A website is not a subway system. There are no "huge costs" to having basic rolling deployments set up. In fact it's likely more expensive to have extended outages and maintenance windows, because it shows that there are humans running commands behind the scenes rather than automation.
I definitely am (but we are on Hacker News after all).
Without knowing anything about this particular issue, at a basic level I'd think any non-trivial site should have a system of rolling out changes to a small percentage of servers and have automated monitoring that fires alerts if it notices any disruptions in functionality. If nothing goes wrong then gradually roll out to 100%. If something does then stop the rollout and go back to the last stable version. Then engineers can look at what went wrong.
From my experience that mostly only applies to the application layer. Especially updates on distributed databases are often not as easy as "stop and rollback" as you have to achieve a stable quorum or other similar dynamic states like that which you can't easily achieve from restoring a snapshot. There your best shot often is to learn how to deal with all the failure scenarios manually and do as many tests on a staging system until you feel comfortable.
The revenue per minute of these sites is in the hundreds of thousands of dollars. While that can be budgeted for if needed, its not just inconvenient for users, it could mean missing a revenue target.
No site is that high other than Google or Facebook. Reddit is actually pretty poor in revenue generated and can easily make up for lost inventory with more ads on the page.
Right. Reddit's ad revenue is forecasted at 100M this year, so ~$190/min. I was more referring to Facebook's $65B annual revenue, which is $123,668 / min. That's like an FTE's annual salary each minute, so throwing people at uptime has lots of ROI.

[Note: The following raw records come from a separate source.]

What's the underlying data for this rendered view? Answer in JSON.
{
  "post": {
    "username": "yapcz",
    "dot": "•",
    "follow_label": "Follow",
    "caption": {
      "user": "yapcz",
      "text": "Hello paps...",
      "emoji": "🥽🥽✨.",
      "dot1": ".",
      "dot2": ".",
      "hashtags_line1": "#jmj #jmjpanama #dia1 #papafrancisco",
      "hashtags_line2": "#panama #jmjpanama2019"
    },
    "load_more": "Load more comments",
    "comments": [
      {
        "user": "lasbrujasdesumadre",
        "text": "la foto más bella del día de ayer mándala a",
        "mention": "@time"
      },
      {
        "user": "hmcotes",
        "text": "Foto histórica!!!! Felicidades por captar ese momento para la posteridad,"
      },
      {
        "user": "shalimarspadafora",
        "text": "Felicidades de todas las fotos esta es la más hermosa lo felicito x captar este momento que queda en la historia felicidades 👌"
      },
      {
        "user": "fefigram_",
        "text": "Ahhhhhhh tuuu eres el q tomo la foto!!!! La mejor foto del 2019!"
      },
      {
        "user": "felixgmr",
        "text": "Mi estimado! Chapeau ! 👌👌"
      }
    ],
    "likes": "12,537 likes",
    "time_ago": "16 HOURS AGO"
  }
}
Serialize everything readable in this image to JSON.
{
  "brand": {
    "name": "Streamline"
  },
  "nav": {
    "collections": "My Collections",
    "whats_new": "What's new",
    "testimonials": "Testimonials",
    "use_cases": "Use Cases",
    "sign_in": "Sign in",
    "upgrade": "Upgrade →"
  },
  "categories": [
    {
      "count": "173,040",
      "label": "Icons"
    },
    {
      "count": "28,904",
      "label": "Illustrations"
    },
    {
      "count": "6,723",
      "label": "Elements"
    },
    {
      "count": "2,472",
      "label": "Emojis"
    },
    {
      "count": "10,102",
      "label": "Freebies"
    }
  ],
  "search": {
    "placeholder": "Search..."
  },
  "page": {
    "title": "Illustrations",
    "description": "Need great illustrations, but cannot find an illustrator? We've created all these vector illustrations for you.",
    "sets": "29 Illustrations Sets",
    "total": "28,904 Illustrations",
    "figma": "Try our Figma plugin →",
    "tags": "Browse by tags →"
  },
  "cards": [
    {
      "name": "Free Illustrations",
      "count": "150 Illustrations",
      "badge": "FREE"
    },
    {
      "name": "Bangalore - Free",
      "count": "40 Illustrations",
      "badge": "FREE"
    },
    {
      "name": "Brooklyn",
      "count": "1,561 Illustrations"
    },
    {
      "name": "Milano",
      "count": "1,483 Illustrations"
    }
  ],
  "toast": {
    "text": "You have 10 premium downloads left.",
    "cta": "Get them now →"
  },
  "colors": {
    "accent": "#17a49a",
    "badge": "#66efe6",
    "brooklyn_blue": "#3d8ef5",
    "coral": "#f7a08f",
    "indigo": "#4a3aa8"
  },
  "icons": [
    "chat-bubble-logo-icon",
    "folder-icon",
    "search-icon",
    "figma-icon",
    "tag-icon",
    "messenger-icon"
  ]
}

It's more the fact that the engineers working there should be embarrassed, not that it's important. You would think that the engineers there would be able to improve their infrastructure after a few years but it's still as flaky now as it was a few years ago. That doesn't speak well of the caliber of engineers there.
That's unfair. Engineers don't always get to exercise their skills or best practices if their CTO gets in the way. Or if other external obstacles block the CTO. I've worked with very talented people who are totally wasted because the company just doesn't care to get the tech right when it comes down to making that investment.
Autonomy to get things right when it's the right call is sort of a rarity and a real luxury in my experience. I've built a ton of things I knew could have been built better if the rest of the company saw the value in doing so.
When given the option to do your job as asked or quit because you don't have your way, I'd rather just do my job and wait for opportunities to improve things if they present themselves.